Nella suddetta città o nei suoi dintorni fino a mezzo miglio di distanza
non prenderemo né faremo lavorare le terre che erano pascoli o paludi
situate davanti ai beni dei Pisani o delle chiese e trasformate in pascoli
comuni, o comunque utilizzate come pascoli,
manca una fotocopia!
[1]
[2]
(B) …
(C) Al
tempo della spedizione navale di Cesarea, poco prima, nella città dei
Genovesi fu fatta una compagna di tre anni e sei consoli, i cui nomi sono
questi: Amico Brusco, Mauro di Platealonga, Guido di Rustico di Rizzo,
Pagano di Volta, Ansaldo di Brasile, Bonusmato di Medolico, che tutti furono
consoli del comune e dei placiti per i pre-detti tre anni. Passato un anno e
mezzo ventisei galee e sei navi, partendo da Genova, alle calende di agosto
si diressero a Gerusalemme. [… ] Alle successive calende di gennaio, fu
fatta una compagna di quattro anni e di quattro consoli […] e furono
consoli del comune e dei placiti per i predetti quattro anni Guglielmo
Embriaco, Guido di Rustico di Rizzo, Ido di Carmadino e Guido Spinola, al
tempo dei quali quaranta galee genovesi si diressero a Gerusalemme. […]

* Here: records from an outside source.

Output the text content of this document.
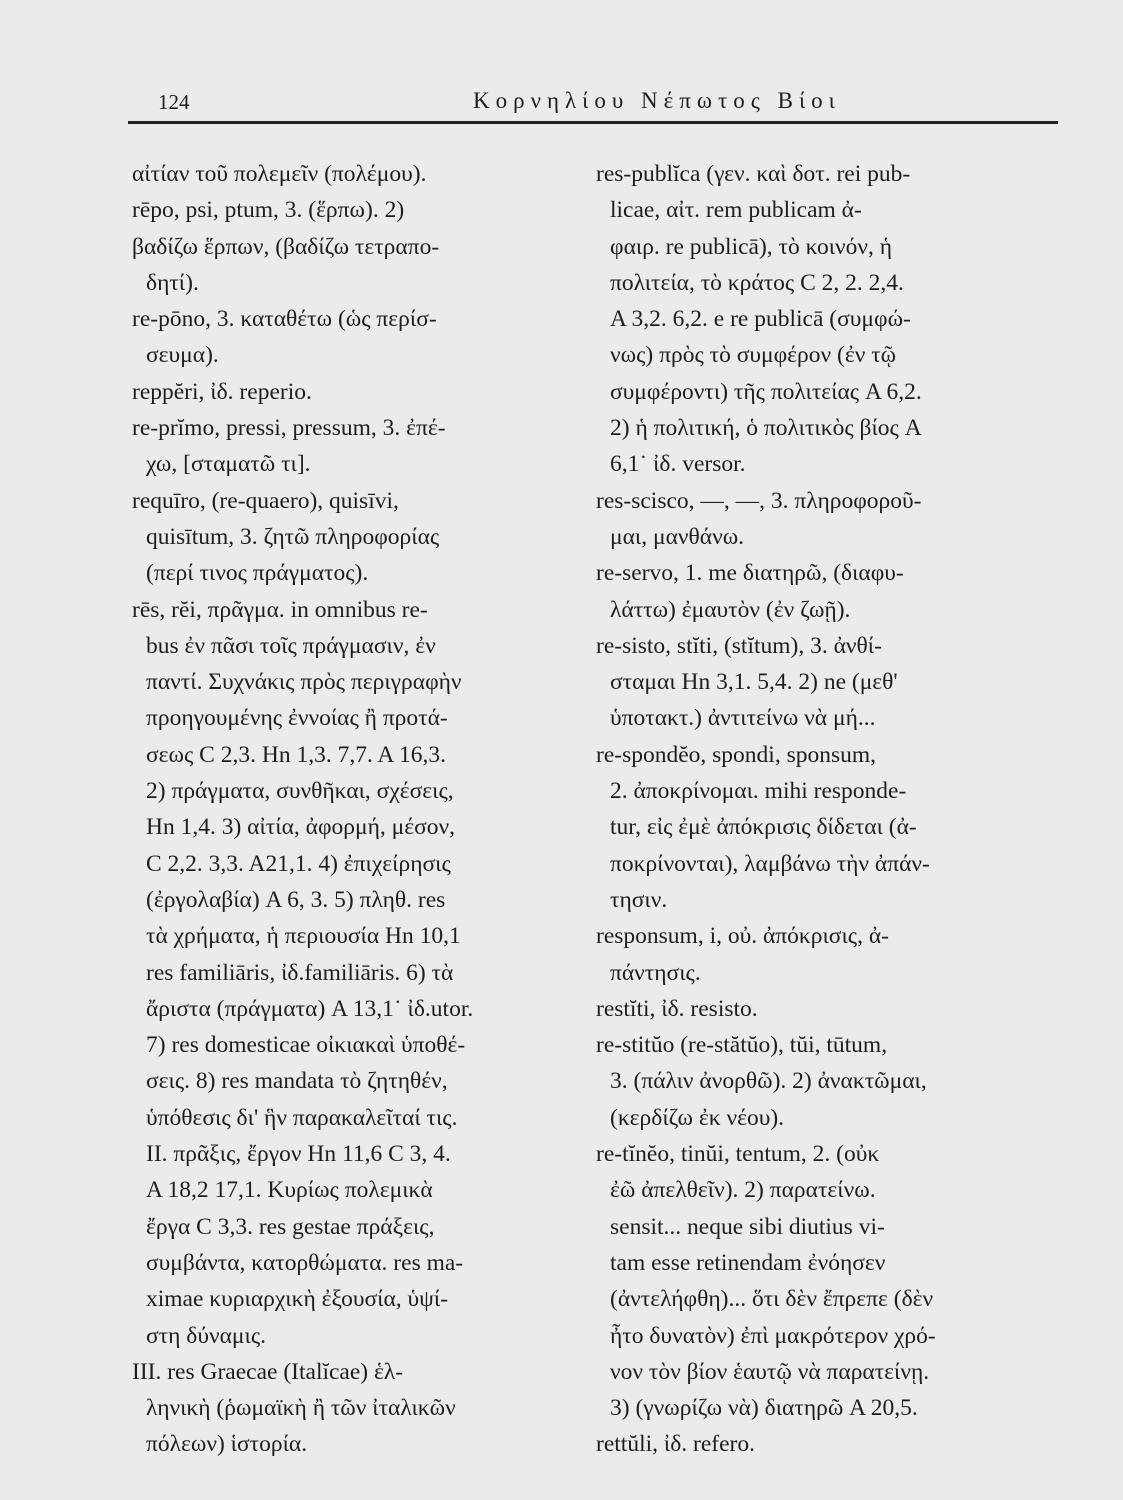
124	Κορνηλίου Νέπωτος Βίοι
αἰτίαν τοῦ πολεμεῖν (πολέμου).
rēpo, psi, ptum, 3. (ἕρπω). 2)
βαδίζω ἕρπων, (βαδίζω τετραπο-
δητί).
re-pōno, 3. καταθέτω (ὡς περίσ-
σευμα).
reppĕri, ἰδ. reperio.
re-prĭmo, pressi, pressum, 3. ἐπέ-
χω, [σταματῶ τι].
requīro, (re-quaero), quisīvi,
quisītum, 3. ζητῶ πληροφορίας
(περί τινος πράγματος).
rēs, rĕi, πρᾶγμα. in omnibus re-
bus ἐν πᾶσι τοῖς πράγμασιν, ἐν
παντί. Συχνάκις πρὸς περιγραφὴν
προηγουμένης ἐννοίας ἢ προτά-
σεως C 2,3. Hn 1,3. 7,7. A 16,3.
2) πράγματα, συνθῆκαι, σχέσεις,
Hn 1,4. 3) αἰτία, ἀφορμή, μέσον,
C 2,2. 3,3. A21,1. 4) ἐπιχείρησις
(ἐργολαβία) A 6, 3. 5) πληθ. res
τὰ χρήματα, ἡ περιουσία Hn 10,1
res familiāris, ἰδ.familiāris. 6) τὰ
ἄριστα (πράγματα) A 13,1˙ ἰδ.utor.
7) res domesticae οἰκιακαὶ ὑποθέ-
σεις. 8) res mandata τὸ ζητηθέν,
ὑπόθεσις δι' ἣν παρακαλεῖταί τις.
II. πρᾶξις, ἔργον Hn 11,6 C 3, 4.
A 18,2 17,1. Κυρίως πολεμικὰ
ἔργα C 3,3. res gestae πράξεις,
συμβάντα, κατορθώματα. res ma-
ximae κυριαρχικὴ ἐξουσία, ὑψί-
στη δύναμις.
III. res Graecae (Italĭcae) ἑλ-
ληνικὴ (ῥωμαϊκὴ ἢ τῶν ἰταλικῶν
πόλεων) ἱστορία.
res-publĭca (γεν. καὶ δοτ. rei pub-
licae, αἰτ. rem publicam ἀ-
φαιρ. re publicā), τὸ κοινόν, ἡ
πολιτεία, τὸ κράτος C 2, 2. 2,4.
A 3,2. 6,2. e re publicā (συμφώ-
νως) πρὸς τὸ συμφέρον (ἐν τῷ
συμφέροντι) τῆς πολιτείας A 6,2.
2) ἡ πολιτική, ὁ πολιτικὸς βίος A
6,1˙ ἰδ. versor.
res-scisco, —, —, 3. πληροφοροῦ-
μαι, μανθάνω.
re-servo, 1. me διατηρῶ, (διαφυ-
λάττω) ἐμαυτὸν (ἐν ζωῇ).
re-sisto, stĭti, (stĭtum), 3. ἀνθί-
σταμαι Hn 3,1. 5,4. 2) ne (μεθ'
ὑποτακτ.) ἀντιτείνω νὰ μή...
re-spondĕo, spondi, sponsum,
2. ἀποκρίνομαι. mihi responde-
tur, εἰς ἐμὲ ἀπόκρισις δίδεται (ἀ-
ποκρίνονται), λαμβάνω τὴν ἀπάν-
τησιν.
responsum, i, οὐ. ἀπόκρισις, ἀ-
πάντησις.
restĭti, ἰδ. resisto.
re-stitŭo (re-stătŭo), tŭi, tūtum,
3. (πάλιν ἀνορθῶ). 2) ἀνακτῶμαι,
(κερδίζω ἐκ νέου).
re-tĭnĕo, tinŭi, tentum, 2. (οὐκ
ἐῶ ἀπελθεῖν). 2) παρατείνω.
sensit... neque sibi diutius vi-
tam esse retinendam ἐνόησεν
(ἀντελήφθη)... ὅτι δὲν ἔπρεπε (δὲν
ἦτο δυνατὸν) ἐπὶ μακρότερον χρό-
νον τὸν βίον ἑαυτῷ νὰ παρατείνῃ.
3) (γνωρίζω νὰ) διατηρῶ A 20,5.
rettŭli, ἰδ. refero.
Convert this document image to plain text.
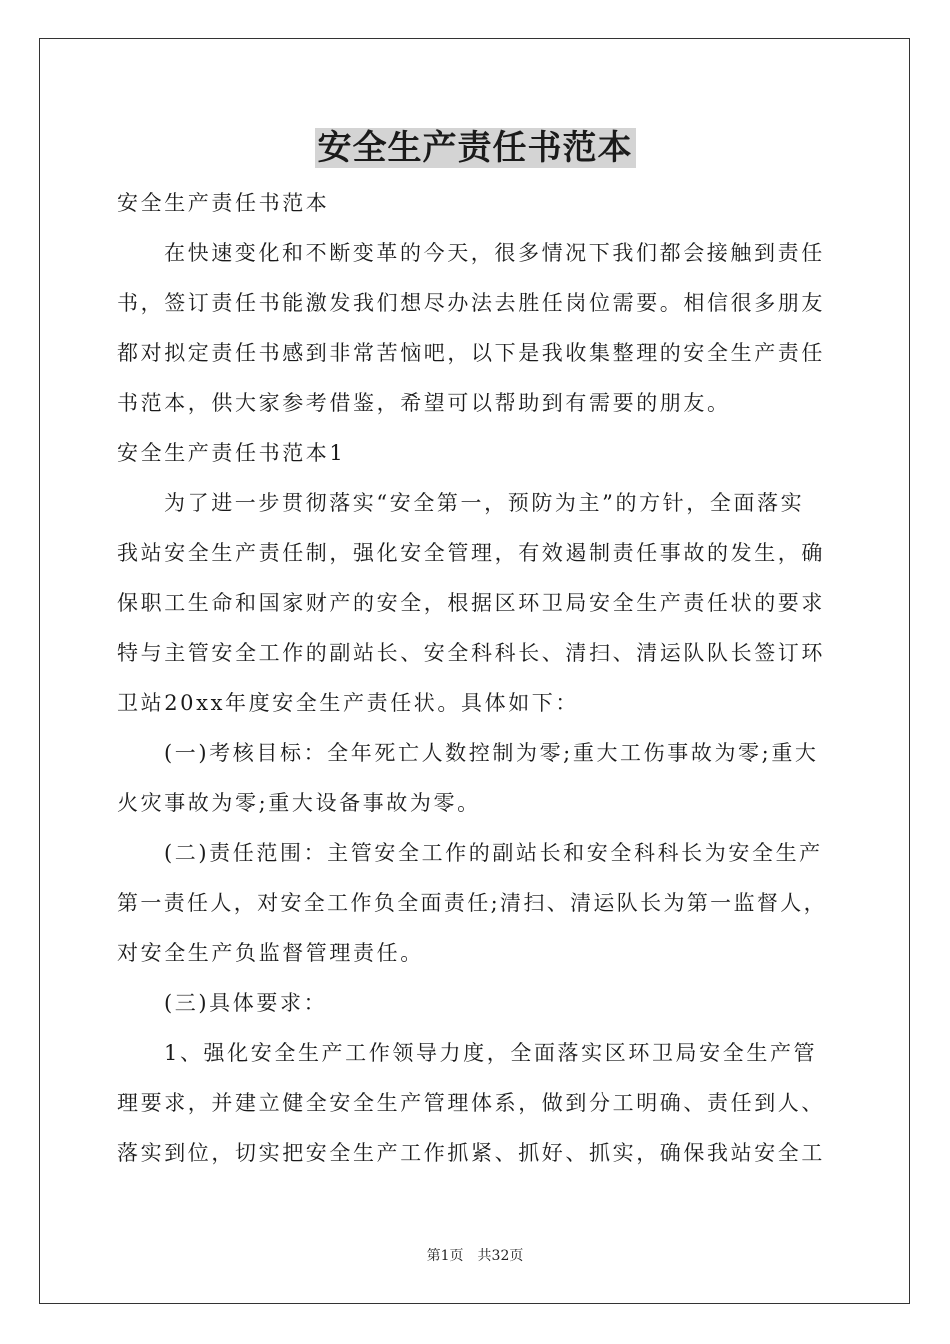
安全生产责任书范本
安全生产责任书范本
在快速变化和不断变革的今天，很多情况下我们都会接触到责任
书，签订责任书能激发我们想尽办法去胜任岗位需要。相信很多朋友
都对拟定责任书感到非常苦恼吧，以下是我收集整理的安全生产责任
书范本，供大家参考借鉴，希望可以帮助到有需要的朋友。
安全生产责任书范本1
为了进一步贯彻落实“安全第一，预防为主”的方针，全面落实
我站安全生产责任制，强化安全管理，有效遏制责任事故的发生，确
保职工生命和国家财产的安全，根据区环卫局安全生产责任状的要求
特与主管安全工作的副站长、安全科科长、清扫、清运队队长签订环
卫站20xx年度安全生产责任状。具体如下：
(一)考核目标：全年死亡人数控制为零;重大工伤事故为零;重大
火灾事故为零;重大设备事故为零。
(二)责任范围：主管安全工作的副站长和安全科科长为安全生产
第一责任人，对安全工作负全面责任;清扫、清运队长为第一监督人，
对安全生产负监督管理责任。
(三)具体要求：
1、强化安全生产工作领导力度，全面落实区环卫局安全生产管
理要求，并建立健全安全生产管理体系，做到分工明确、责任到人、
落实到位，切实把安全生产工作抓紧、抓好、抓实，确保我站安全工
第1页 共32页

Finiti i predetti quattro anni fu iniziata un’altra compagna, parimenti di
quattro anni e di quattro consoli, che tennero il consolato per questi
quattro anni per il comune e per i placiti. I consoli furono questi: Mauro
de Platealonga, Iterio, Guglielmo Malabito e Otto Fornaio, al tempo dei
quali sessanta galee si diressero da Genova a Gerusalemme. Caffaro, Annali genovesi, FSI 11, anni 1099-1100. (D) Se da qualche genovese sarà
invitato o chiamato, privatamente e personalmente da qualcuno di noi
[consoli] ovvero pubblicamente da molti, a entrare nella nostra compagna,
ed entro quaranta giorni dall'invito non vi sarà entrato, non
saremo più tenuti a niente nei suoi confronti e per i prossimi
tre anni non accoglieremo né lui né le sue istanze davanti
ai nostri tribunali, eccettuato il caso che sia il comune di Genova
a promuovere contro di lui una azione: in questo caso lo ascolteremo
e ci comporteremo con tutta onestà; inoltre non lo nomineremo
né console né custode delle chiavi e non lo manderemo
in nessun luogo come ambasciatore, né lo accetteremo come avvocato
nel tribunale nel quale dobbiamo giudicare e nemmeno gli daremo alcun
ufficio nel comune; faremo giurare i consoli che verranno dopo di noi
che anch'essi si comporteranno nello stesso modo e che faranno fare
analogo giuramento ai loro successori. Raccomanderemo poi al popolo
di non trasportare per mare né lui, che non è voluto entrare
nella compagna del comune, né il suo denaro. E se qualcuno avrà
fatto ciò e ne verremo a conoscenza, faremo vendetta sui di lui,
in tutta onestà, secondo il nostro arbitrio. E se la persona
invitata nella compagna e che non ha voluto entrarvi, come già
si è detto, avrà una controversia con qualcuno della compagna
e noi lo sapremo, raccomanderemo che nessuno della compagna gli dia
consiglio ed aiuto e che si dia invece consiglio all'uomo della nostra
compagna. […]
Se da una torre sarà gettato qualcosa con uno scopo offensivo
e senza il permesso dei consoli e verremo a sapere che per quel lancio
qualcuno è rimasto ucciso, distruggeremo la torre oppure imporremo
la penalità di mille soldi al proprietario o ai proprietari di
quella torre. […]
Se un abitante della nostra città, dai quattordici anni in su,
porterà un coltello o un'arma proibita oppure una spada e una
lancia senza il nostro permesso e non in vista di uscire fuori della
città, gli imporremo una multa di venti soldi. […]
Faremo giurare quelli che hanno torri, se la cosa sembrerà opportuna
alla maggioranza del collegio dei consoli, di sbassare le dette torri
entro dieci anni a quell'altezza che la maggioranza di noi e dei consiglieri
presenti al consiglio avrà concordato. […]
Se riceveremo un uomo come residente in questa città, gli faremo giurare di
abitarla in eterno e di venire ad abitare a Genova con la moglie ed i figli
conviventi, se ne ha, e con i beni, affinché diventi un abitante perpetuo
della città. Codice Diplomatico della Repubblica di Genova, FSI 77, 128 (1143).